The graduation requirements for Social Studies are:
4 credits of Social Studies 10
4 credits of Social Studies 11 or 12
* All courses are worth 4 credits unless otherwise specified.
Grade 10 SOCIAL STUDIES 10 (MSS--10) Students in Social Studies 10 focus on Canada in the 20th century, including economic and political ideologies and institutions that shaped the century. Students will develop an understanding of Canadian identities, Canada’s steps towards autonomy, and the structure and function of Canadian government. Students will examine, in depth, international and domestic conflict and cooperation in the 20th century. Instances of oppression, historical wrongs, and injustices at home and abroad are also addressed with a specific focus on the Residential School System. The curriculum emphasizes “the knowledge, skills, and competencies to be active, informed citizens who can think critically, understand and explain the perspectives of others, make judgments and communicate ideas effectively” (BC Ministry of Education, 2015).
SCIENCES HUMAINES 10 (FSCH-10) Recommended prerequisite: successful completion of French 9 Sciences Humaines 10 provides students with the opportunity to increase their proficiency in French while examining Canadian politics and history from 1914 CE to the present using historical thinking skills. Topics include the World Wars as well as Canada’s role in international conflict, and cooperation, discriminatory government policies in Canada including the residential school system, the development of Canadian identities, and the Canadian political system. After Sciences Humaines 10, students enroll in one of the Grade 12 options to complete the Social Studies graduation requirements. Note: Students who complete Sciences Humaines 10 may advance to French 11
Grade 12 20TH CENTURY WORLD HISTORY 12 (MWH--12) Recommended prerequisite: completion of English 11 Students will explore the transformations that created our modern world, beginning at the aftermath of WWI, through the historical thinking skills. Students will connect the human past to orient themselves to their present moment and prepare for the future. We will investigate questions such as: How were the horrors of the Second Word War possible and what conflicts did it resolve or leave unresolved? How did the intertwined trends of the Cold war and decolonization impact societies around the world? How do new global connections and innovations affect different parts of the world? The course places emphasis on reading and writing. There is a final exam in this course.
ASIAN STUDIES 12 (MASIA12) This course examines Asian history from 1850 to the present, examining key topics such as conflict and cooperation in Asia, economic development, and movements for political change and human rights.
GENOCIDE STUDIES 12 (MGENO12) At the end of World War II, the world was shocked with the reality of the horrors of the Holocaust. The world said, “Never Again.” However, genocide has happened again and again. Students will build understanding on the topic by examining the conditions that allow genocides to occur. While the disturbing nature of human capacity to commit genocide is explored, students will also have an opportunity to examine how people have worked to overcome and deal with genocide - from the actions of upstanders, the evolution of international law, to reconciliation efforts. The aim of this course is to have students understand that genocides are not inevitable or accidents and are therefore preventable. The choices made by individuals, organizations, and governments to not only legalize discrimination, but allow hatred and ultimately genocide to occur can be resisted. Although there are some unit tests in the course, students primarily demonstrate their learning through projects, including a final memorial project.

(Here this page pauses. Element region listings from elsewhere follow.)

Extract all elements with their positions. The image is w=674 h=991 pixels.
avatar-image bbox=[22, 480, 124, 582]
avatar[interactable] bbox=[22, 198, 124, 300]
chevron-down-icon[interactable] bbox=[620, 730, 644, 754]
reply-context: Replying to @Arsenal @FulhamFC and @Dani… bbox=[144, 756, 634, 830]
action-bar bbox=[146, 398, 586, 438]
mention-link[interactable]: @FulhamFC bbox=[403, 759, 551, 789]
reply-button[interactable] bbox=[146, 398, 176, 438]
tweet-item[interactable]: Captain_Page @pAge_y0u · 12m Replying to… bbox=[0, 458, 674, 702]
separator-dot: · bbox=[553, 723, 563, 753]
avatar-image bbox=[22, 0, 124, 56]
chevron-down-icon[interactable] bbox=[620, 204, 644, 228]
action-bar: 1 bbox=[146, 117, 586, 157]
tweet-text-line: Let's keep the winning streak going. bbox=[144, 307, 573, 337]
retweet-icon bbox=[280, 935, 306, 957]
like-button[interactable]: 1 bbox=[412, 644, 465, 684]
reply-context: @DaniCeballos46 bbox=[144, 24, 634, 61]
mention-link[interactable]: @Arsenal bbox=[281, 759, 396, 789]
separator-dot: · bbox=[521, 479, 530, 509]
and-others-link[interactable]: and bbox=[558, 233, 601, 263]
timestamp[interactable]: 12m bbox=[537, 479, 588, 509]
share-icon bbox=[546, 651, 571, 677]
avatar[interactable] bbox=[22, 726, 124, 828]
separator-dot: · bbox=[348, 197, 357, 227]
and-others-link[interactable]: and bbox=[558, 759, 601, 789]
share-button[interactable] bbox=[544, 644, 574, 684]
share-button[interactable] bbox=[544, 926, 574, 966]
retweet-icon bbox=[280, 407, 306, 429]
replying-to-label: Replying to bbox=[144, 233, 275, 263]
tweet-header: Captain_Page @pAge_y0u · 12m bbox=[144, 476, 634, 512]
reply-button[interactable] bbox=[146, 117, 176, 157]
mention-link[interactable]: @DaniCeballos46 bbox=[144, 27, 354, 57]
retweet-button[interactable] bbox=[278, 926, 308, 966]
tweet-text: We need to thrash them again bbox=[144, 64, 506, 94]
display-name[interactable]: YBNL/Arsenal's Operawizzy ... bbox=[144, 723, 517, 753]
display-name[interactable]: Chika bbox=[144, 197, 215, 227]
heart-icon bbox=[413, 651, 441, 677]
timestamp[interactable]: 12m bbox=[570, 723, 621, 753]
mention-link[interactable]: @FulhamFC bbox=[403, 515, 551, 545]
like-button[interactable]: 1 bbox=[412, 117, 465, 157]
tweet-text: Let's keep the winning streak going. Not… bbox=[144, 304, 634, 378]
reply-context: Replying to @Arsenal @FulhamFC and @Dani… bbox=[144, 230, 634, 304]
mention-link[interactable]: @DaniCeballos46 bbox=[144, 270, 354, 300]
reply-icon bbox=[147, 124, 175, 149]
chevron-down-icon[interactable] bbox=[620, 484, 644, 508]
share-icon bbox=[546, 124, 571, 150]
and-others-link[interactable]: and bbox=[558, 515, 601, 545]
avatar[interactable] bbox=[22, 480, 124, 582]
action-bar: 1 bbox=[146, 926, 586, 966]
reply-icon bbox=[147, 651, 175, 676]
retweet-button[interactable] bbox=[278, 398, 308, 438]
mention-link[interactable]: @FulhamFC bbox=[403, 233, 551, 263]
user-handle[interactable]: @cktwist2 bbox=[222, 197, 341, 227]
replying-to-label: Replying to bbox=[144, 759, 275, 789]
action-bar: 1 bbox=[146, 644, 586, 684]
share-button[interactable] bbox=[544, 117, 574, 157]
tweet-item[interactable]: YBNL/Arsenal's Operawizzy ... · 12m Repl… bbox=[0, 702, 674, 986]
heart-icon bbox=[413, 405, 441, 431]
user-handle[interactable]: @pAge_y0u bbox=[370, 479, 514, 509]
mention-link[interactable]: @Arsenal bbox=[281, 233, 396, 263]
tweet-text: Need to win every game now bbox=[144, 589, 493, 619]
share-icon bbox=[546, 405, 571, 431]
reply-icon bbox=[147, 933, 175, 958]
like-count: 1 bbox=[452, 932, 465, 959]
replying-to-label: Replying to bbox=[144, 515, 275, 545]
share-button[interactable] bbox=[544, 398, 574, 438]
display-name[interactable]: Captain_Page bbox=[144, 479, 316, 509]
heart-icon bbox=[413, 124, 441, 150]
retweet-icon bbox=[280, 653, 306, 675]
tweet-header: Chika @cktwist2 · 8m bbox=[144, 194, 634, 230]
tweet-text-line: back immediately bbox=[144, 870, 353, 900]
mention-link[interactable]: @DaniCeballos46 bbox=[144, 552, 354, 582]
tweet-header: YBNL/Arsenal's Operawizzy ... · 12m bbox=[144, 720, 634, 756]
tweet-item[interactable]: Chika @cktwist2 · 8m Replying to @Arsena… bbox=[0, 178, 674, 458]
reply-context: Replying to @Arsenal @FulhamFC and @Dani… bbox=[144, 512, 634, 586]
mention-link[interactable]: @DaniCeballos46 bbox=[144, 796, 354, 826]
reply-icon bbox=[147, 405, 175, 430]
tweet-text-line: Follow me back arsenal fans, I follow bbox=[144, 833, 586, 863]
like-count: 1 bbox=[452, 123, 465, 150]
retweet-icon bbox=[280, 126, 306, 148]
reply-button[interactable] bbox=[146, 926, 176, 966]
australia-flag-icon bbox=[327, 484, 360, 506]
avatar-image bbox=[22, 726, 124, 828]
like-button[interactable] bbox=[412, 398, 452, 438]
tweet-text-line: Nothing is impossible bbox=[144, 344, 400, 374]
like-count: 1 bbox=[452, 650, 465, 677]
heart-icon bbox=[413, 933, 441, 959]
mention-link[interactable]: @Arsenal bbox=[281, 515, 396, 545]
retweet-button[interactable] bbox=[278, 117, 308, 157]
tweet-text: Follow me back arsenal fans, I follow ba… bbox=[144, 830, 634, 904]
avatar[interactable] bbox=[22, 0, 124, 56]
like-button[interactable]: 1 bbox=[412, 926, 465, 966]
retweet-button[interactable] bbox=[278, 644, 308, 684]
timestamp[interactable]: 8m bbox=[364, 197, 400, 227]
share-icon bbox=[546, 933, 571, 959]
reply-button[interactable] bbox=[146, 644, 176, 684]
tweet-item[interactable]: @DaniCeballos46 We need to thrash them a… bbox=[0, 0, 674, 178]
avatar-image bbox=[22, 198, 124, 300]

LAW STUDIES 12 (MLST-12) Recommended prerequisite: completion of English 11 The aim of this course is to provide students with a better understanding of the Canadian legal system. Students will study our legal system’s evolution, its branches, and its procedures. The course will foster skills and attitudes that enhance students’ ability to address legal, social and ethical issues, and reflect critically on the role of law in society. Major topics include the Canadian constitution, aspects of criminal and civil law, and the correctional system in Canada. This course places an emphasis on academic writing to prepare students for university. This course consists of a mock trial that develops public speaking skills. There is also a final exam.
POLITICAL STUDIES 12 (MPLST12) Students will participate in the Civic Mirror, which is a simulation-based program that turns classrooms into countries and students into citizens, providing students with opportunities to experientially learn about law, government, economics, and responsible citizenship. Success in this simulation and in the course will require students to actively participate in simulation activities, which includes speaking up in the class. Students will also complete course work in which they will learn about how political decisions are made. They will examine how both institutions and ideology shape political outcomes. Students will apply the political inquiry process to investigate issues, events, and developments of national and international political importance, and to develop and communicate informed opinions about them. There is a final exam at the end of this course.